Finn: Dur hemşireye haber veriyim o zaman.

Millie gülümsedi. Finn kapıyı açar açmaz, karşısında Noah, Gaten, Sadie ve Caleb duruyordu. Bu çocukların Millie'nin arkadaşları olduğunu biliyordu. Kendi arkadaşları burada mı diye bakmadı bile Finn. Onlar değil hastane, ölse Finn'in cenazesine bile gelmezlerdi. Dışarı çıkar çıkmaz;

Sadie: Millie iyi mi?

Gaten: Ona ne oldu???

Finn: Millie içerde ona sorabilirsiniz.

Ve arkadaşları Millie'nin yatağının etrafında toplanmış, Millie ile konuşuyorlardı. Finn de onları bir kaç dakikalığına izliyordu. Arkadaşlarından bir tanesinin fark etmeden koluna çarpmasına ramen, Millie hiç bir şey diyememişti . Sadece gözünden 1 yaş damla süzüldü.

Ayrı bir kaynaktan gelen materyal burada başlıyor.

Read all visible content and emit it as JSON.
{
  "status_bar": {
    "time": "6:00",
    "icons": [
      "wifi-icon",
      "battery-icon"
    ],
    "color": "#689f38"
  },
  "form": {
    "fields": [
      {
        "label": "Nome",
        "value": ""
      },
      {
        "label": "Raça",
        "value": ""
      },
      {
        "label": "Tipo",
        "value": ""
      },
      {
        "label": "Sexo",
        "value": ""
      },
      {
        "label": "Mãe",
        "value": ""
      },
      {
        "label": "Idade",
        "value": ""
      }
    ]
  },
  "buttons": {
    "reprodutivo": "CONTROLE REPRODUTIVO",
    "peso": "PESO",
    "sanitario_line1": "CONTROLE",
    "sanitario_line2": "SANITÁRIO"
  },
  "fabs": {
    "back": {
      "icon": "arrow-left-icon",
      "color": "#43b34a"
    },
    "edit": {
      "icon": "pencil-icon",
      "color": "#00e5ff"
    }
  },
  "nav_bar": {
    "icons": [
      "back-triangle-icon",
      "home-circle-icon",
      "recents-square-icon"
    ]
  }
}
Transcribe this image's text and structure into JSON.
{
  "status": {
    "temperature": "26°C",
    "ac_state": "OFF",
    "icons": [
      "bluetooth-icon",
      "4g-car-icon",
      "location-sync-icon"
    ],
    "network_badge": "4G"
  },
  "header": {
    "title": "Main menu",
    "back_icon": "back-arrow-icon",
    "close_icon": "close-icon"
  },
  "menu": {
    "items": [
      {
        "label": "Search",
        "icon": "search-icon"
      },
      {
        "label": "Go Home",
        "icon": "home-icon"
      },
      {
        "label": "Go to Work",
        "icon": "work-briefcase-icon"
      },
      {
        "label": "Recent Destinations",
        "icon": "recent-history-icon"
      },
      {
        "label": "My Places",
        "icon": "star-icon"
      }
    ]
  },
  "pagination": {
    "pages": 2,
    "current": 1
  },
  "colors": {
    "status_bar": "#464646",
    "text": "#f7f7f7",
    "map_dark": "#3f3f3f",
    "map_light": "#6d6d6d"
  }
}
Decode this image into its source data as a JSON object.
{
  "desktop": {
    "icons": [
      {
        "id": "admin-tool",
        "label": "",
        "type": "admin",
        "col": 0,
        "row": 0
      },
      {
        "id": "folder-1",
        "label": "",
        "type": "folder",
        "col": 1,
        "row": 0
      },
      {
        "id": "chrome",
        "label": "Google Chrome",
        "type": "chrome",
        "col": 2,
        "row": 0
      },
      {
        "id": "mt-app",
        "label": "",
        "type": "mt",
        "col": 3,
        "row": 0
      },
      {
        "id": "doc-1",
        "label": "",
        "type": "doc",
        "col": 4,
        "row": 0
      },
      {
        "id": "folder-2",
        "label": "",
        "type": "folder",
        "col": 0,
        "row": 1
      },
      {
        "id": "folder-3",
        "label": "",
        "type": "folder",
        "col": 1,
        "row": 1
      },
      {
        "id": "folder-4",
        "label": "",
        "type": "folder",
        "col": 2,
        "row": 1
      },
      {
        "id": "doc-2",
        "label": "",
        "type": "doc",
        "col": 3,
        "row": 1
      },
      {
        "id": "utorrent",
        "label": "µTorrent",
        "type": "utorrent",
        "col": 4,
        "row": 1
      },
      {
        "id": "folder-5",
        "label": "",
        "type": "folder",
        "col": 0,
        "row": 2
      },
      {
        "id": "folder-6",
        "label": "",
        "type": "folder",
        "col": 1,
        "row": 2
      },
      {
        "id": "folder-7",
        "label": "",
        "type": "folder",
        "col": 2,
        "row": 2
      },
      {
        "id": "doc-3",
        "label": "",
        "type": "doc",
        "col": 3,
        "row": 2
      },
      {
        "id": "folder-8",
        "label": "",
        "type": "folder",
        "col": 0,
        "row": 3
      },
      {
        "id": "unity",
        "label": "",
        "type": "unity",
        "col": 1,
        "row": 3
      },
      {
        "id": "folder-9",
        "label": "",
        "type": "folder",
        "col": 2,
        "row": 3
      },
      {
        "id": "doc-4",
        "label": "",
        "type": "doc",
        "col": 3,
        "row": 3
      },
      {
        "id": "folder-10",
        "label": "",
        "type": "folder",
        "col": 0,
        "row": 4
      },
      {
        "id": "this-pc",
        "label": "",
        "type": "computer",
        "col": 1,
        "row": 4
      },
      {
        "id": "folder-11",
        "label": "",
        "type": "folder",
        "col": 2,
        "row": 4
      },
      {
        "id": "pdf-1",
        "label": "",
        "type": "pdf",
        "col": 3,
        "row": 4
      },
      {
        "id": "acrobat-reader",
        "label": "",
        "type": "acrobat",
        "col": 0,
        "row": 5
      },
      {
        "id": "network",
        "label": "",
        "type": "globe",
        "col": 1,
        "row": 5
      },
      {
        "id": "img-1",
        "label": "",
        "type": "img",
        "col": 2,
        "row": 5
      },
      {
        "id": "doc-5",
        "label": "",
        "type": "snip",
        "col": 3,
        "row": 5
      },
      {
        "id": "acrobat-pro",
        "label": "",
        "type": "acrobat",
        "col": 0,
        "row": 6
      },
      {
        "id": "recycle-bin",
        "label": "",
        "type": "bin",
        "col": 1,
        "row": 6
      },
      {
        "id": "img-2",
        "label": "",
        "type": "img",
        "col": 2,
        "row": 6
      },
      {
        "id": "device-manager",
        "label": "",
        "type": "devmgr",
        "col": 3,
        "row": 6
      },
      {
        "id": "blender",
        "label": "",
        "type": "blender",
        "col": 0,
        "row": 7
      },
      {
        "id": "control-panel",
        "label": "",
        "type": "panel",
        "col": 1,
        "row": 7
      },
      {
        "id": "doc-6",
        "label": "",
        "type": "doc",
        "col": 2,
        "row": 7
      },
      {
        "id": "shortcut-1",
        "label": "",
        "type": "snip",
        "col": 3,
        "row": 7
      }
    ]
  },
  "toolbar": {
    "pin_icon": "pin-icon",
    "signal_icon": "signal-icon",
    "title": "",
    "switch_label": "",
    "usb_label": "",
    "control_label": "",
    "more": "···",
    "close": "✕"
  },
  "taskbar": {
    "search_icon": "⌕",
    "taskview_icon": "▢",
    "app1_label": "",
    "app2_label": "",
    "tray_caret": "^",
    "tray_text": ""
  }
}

Bunu fark eden Finn, koridordaki hemşireye haber verdi. Hemşire odaya girdiğinde herkes odadan çıkmıştı. Hemşire, Millie'nin koluna bakarken, içeri evrak çantalı bir adam girdi. Hemşireye izin kağıdını gösterip içeri geçti. Kendine bir sandalye çekip bazı kağıtlar çıkarttı ve Millie ile Finn'e baktı. Hemşire de Millie'nin koluna yanık kremi sürüp odadan çıkmıştı. Finn ile Millie, dikkatlice 30 yaşlarındaki bu adama bakıyorlardı. Adam ciddiydi. Fakat gülümsemeye çalışıyordu.